İkincisi, sosyal ilerlememize katkı sağlamaktadırlar. Reformun ve Dışa Açılma’nın derinleşmesi ve özel sektör ekonomisinin gelişmesiyle, özel girişimciler doğrudan bilim ve teknoloji, eğitim, kültür, sağlık vb. alanlara girdiler. Zengin olduktan sonra, birçoğu sosyal projelere ve diğer kamu refahını destekleyen çabalara katkı vermeye başladılar. Şimdiye kadar, ağırlıklı olarak özel sektördeki işadamları tarafından uygulanan bir program olan Guangcai Toplumsal Dayanışma Programı kapsamında, toplam 52,3 milyar yuan fonla 9765 kadar proje uygulandı. İki milyon insan eğitildi, 2,1 milyondan fazla insana iş sağlandı ve 4,59 milyon insanın yoksulluktan kurtulmasına yardımcı olundu. Bu program, Birleşmiş Milletler’in ilgili kuruluşları tarafından dünyaya tanıtılacak yeni bir yoksullukla mücadele ve kalkınma yolu olarak seçildi.

Üçüncüsü, sosyal istikrara katkıda bulunmuşlardır.
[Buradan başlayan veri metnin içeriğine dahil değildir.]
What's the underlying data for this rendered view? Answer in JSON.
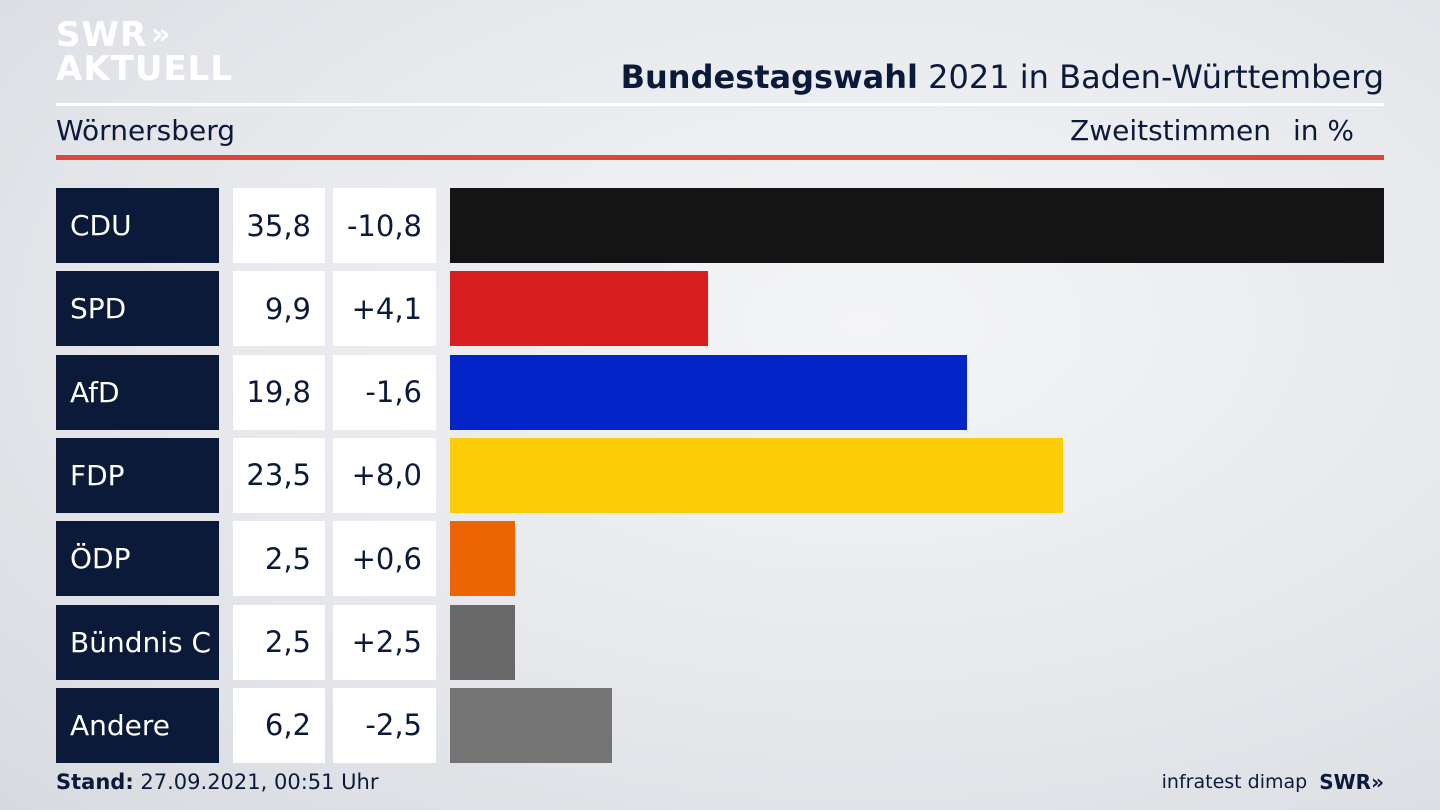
{
  "header": {
    "logo_line1": "SWR",
    "logo_line2": "AKTUELL",
    "title_bold": "Bundestagswahl",
    "title_rest": " 2021 in Baden-Württemberg",
    "region": "Wörnersberg",
    "measure": "Zweitstimmen",
    "unit": "in %"
  },
  "chart_data": {
    "type": "bar",
    "orientation": "horizontal",
    "title": "Bundestagswahl 2021 in Baden-Württemberg",
    "subtitle": "Wörnersberg",
    "ylabel": "Zweitstimmen in %",
    "categories": [
      "CDU",
      "SPD",
      "AfD",
      "FDP",
      "ÖDP",
      "Bündnis C",
      "Andere"
    ],
    "values": [
      35.8,
      9.9,
      19.8,
      23.5,
      2.5,
      2.5,
      6.2
    ],
    "value_labels": [
      "35,8",
      "9,9",
      "19,8",
      "23,5",
      "2,5",
      "2,5",
      "6,2"
    ],
    "diff_labels": [
      "-10,8",
      "+4,1",
      "-1,6",
      "+8,0",
      "+0,6",
      "+2,5",
      "-2,5"
    ],
    "colors": [
      "#141414",
      "#d81f1f",
      "#0424c8",
      "#fdcd08",
      "#ec6403",
      "#696969",
      "#747474"
    ],
    "xlim": [
      0,
      35.8
    ]
  },
  "footer": {
    "stand_label": "Stand:",
    "stand_value": " 27.09.2021, 00:51 Uhr",
    "source": "infratest dimap",
    "brand": "SWR"
  }
}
Bireysel aile şirketleri ve büyük özel şirketler sahip oldukları özgün avantajlarıyla yalnızca ekonomik büyümenin yeni bir kaynağı olmakla kalmadı, aynı zamanda devlete ait işletmelerde işten çıkarılan işçileri, kırlarda oluşan fazla emeği ve kentlerde işgücü pazarına yeni eklenen işgücünü emmek için önemli bir kanal haline geldi. İstatistiklere göre 2004 yılı sonu itibarıyla bireysel aile şirketleri ve Çin sermayeli büyük özel şirketlerde çalışan sayısı 96 milyona ulaştı, bu da her bir özel girişimcinin kendisi dışında ek olarak ortalama 13 kişiye iş yarattığı anlamına geliyor. Bu, Çin’in sosyal istikrarına ve ilerlemesine büyük bir katkıdır.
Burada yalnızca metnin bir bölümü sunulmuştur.